Weapon

The Weapon component is usually the main entry-point for interacting with the ballistics simulation.

It is mainly just a convenience component, that allows you to combine a Bullet Info, Visual Bullet Provider, and spawn point transform, so you only have to call Weapon.Shoot() to fire a bullet.

Visual vs. Bullet Spawn Point

The Weapon component exposes two spawn point transforms, the Bullet Spawn Point and Visual Spawn Point.

  • Bullet Spawn Point is the position used for the internal ballistics simulation and collision detection (z-axis of the transform pointing forward)
  • Visual Spawn Point provides the initial position for the Visual Bullet (if present)

This distinction is often useful for first person shooter games, because the hit detection should usually originate from the center of the camera, while the visual bullet representation should appear to originate at the end of the weapon's barrel.
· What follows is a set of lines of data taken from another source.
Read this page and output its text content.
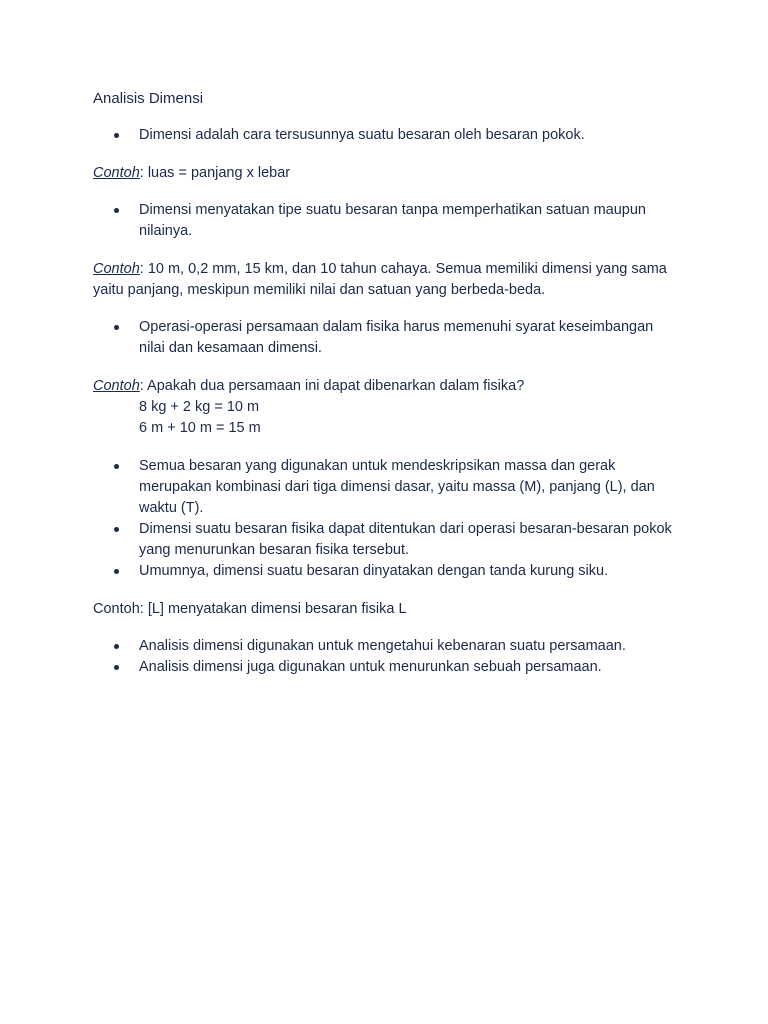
Analisis Dimensi
Dimensi adalah cara tersusunnya suatu besaran oleh besaran pokok.

Contoh: luas = panjang x lebar

Dimensi menyatakan tipe suatu besaran tanpa memperhatikan satuan maupun nilainya.

Contoh: 10 m, 0,2 mm, 15 km, dan 10 tahun cahaya. Semua memiliki dimensi yang sama yaitu panjang, meskipun memiliki nilai dan satuan yang berbeda-beda.

Operasi-operasi persamaan dalam fisika harus memenuhi syarat keseimbangan nilai dan kesamaan dimensi.

Contoh: Apakah dua persamaan ini dapat dibenarkan dalam fisika?

8 kg + 2 kg = 10 m
6 m + 10 m = 15 m
Semua besaran yang digunakan untuk mendeskripsikan massa dan gerak merupakan kombinasi dari tiga dimensi dasar, yaitu massa (M), panjang (L), dan waktu (T).
Dimensi suatu besaran fisika dapat ditentukan dari operasi besaran-besaran pokok yang menurunkan besaran fisika tersebut.
Umumnya, dimensi suatu besaran dinyatakan dengan tanda kurung siku.

Contoh: [L] menyatakan dimensi besaran fisika L

Analisis dimensi digunakan untuk mengetahui kebenaran suatu persamaan.
Analisis dimensi juga digunakan untuk menurunkan sebuah persamaan.
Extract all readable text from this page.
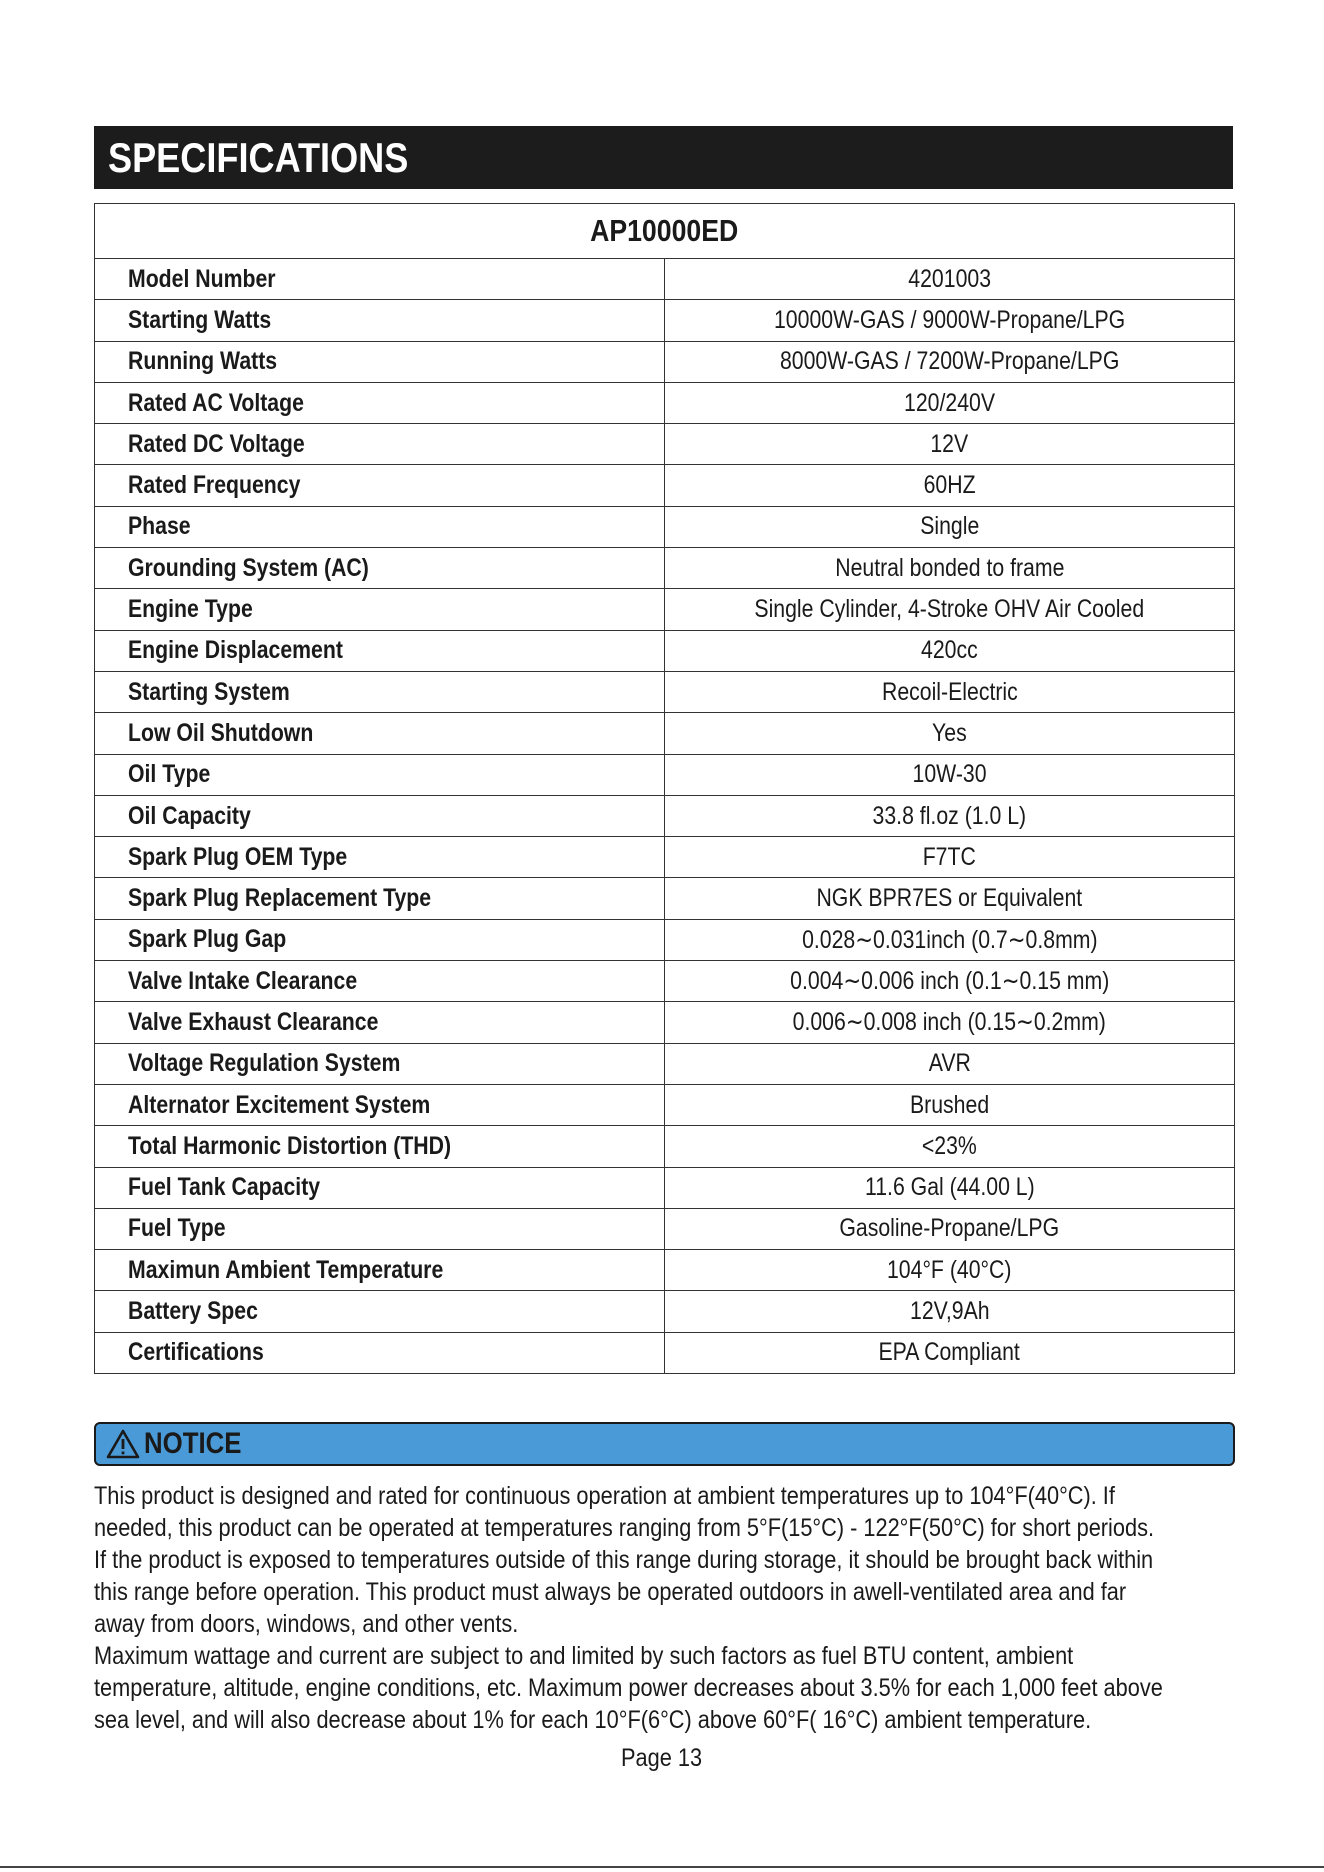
SPECIFICATIONS
AP10000ED	
Model Number	4201003
Starting Watts	10000W-GAS / 9000W-Propane/LPG
Running Watts	8000W-GAS / 7200W-Propane/LPG
Rated AC Voltage	120/240V
Rated DC Voltage	12V
Rated Frequency	60HZ
Phase	Single
Grounding System (AC)	Neutral bonded to frame
Engine Type	Single Cylinder, 4-Stroke OHV Air Cooled
Engine Displacement	420cc
Starting System	Recoil-Electric
Low Oil Shutdown	Yes
Oil Type	10W-30
Oil Capacity	33.8 fl.oz (1.0 L)
Spark Plug OEM Type	F7TC
Spark Plug Replacement Type	NGK BPR7ES or Equivalent
Spark Plug Gap	0.028∼0.031inch (0.7∼0.8mm)
Valve Intake Clearance	0.004∼0.006 inch (0.1∼0.15 mm)
Valve Exhaust Clearance	0.006∼0.008 inch (0.15∼0.2mm)
Voltage Regulation System	AVR
Alternator Excitement System	Brushed
Total Harmonic Distortion (THD)	<23%
Fuel Tank Capacity	11.6 Gal (44.00 L)
Fuel Type	Gasoline-Propane/LPG
Maximun Ambient Temperature	104°F (40°C)
Battery Spec	12V,9Ah
Certifications	EPA Compliant
NOTICE

This product is designed and rated for continuous operation at ambient temperatures up to 104°F(40°C). If
needed, this product can be operated at temperatures ranging from 5°F(15°C) - 122°F(50°C) for short periods.
If the product is exposed to temperatures outside of this range during storage, it should be brought back within
this range before operation. This product must always be operated outdoors in awell-ventilated area and far
away from doors, windows, and other vents.

Maximum wattage and current are subject to and limited by such factors as fuel BTU content, ambient
temperature, altitude, engine conditions, etc. Maximum power decreases about 3.5% for each 1,000 feet above
sea level, and will also decrease about 1% for each 10°F(6°C) above 60°F( 16°C) ambient temperature.

Page 13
This obviously causes a discrepancy between the visual bullet and the internal hit detection. To mitigate this offset, Bullet Ballistics automatically moves the visual bullet position towards the internal bullet position over a given distance set in the BallisticSettings Visual To Physical Distance.

Manually Queuing Bullets

Internally, Weapon.Shoot() calls Ballistics.Core.AddBullet() with a new BulletInstance.

public readonly struct BulletInstance
{
    public readonly Weapon Weapon;
    public readonly Vector3 Position;
    public readonly Vector3 Direction;
    public readonly BulletInfo Info;
    public readonly IVisualBullet Projectile;
}

You can also manually add bullets to the ballistics simulation using Ballistics.Core.AddBullet() at any point. Note however, that AddBullet() just queues bullets for processing, so the ballistics calculations can be batched together with all other active bullets.

Queued bullet instances are added to the simulation just after the main Update() loop. So all bullets queued after Update() (e.g. LateUpdate()) will not be processed until the next frame.